# Mouse guards



## AngelaL (Jun 25, 2015)

When do you think mouse guards ( 1/2 inch hardware cloth) should be put over the entance holes? How many holes should I leave open for winter? I am in a cold climate.( Ontario, Canada)


----------



## aunt betty (May 4, 2015)

I'm starting to put them on now and am way south of you if that helps.
The cool nights trigger the mice to start looking for a warm place. 
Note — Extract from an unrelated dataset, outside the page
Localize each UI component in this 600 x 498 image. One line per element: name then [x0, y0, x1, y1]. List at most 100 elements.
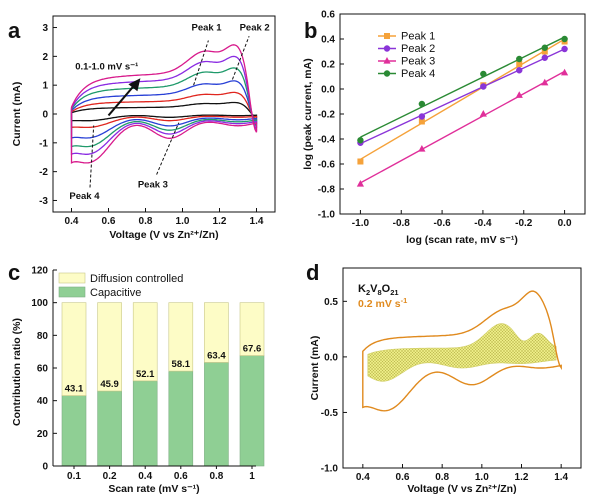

I think if you wait until the first frost you waited too long.


----------



## crofter (May 5, 2011)

Half inch mesh may not be completely mouse proof. I will soon put on entrance reducers as the bees have quit bearding. I drive a row of small nails vertical in the notch of the reducer spaced 5/16 of an inch apart. This leaves room enough between the nais and is not too much hindrance to dragging out of the drones. I will make a much smaller notch with the vertical nails when they quit flying and the drones are gone.


----------



## Original Cookie (Aug 23, 2015)

How can you tell if there isn't a mouse already in there. I put mine on a few days ago. I'm in Southern Maine. 





aunt betty said:


> I'm starting to put them on now and am way south of you if that helps.
> The cool nights trigger the mice to start looking for a warm place.
> 
> I think if you wait until the first frost you waited too long.


----------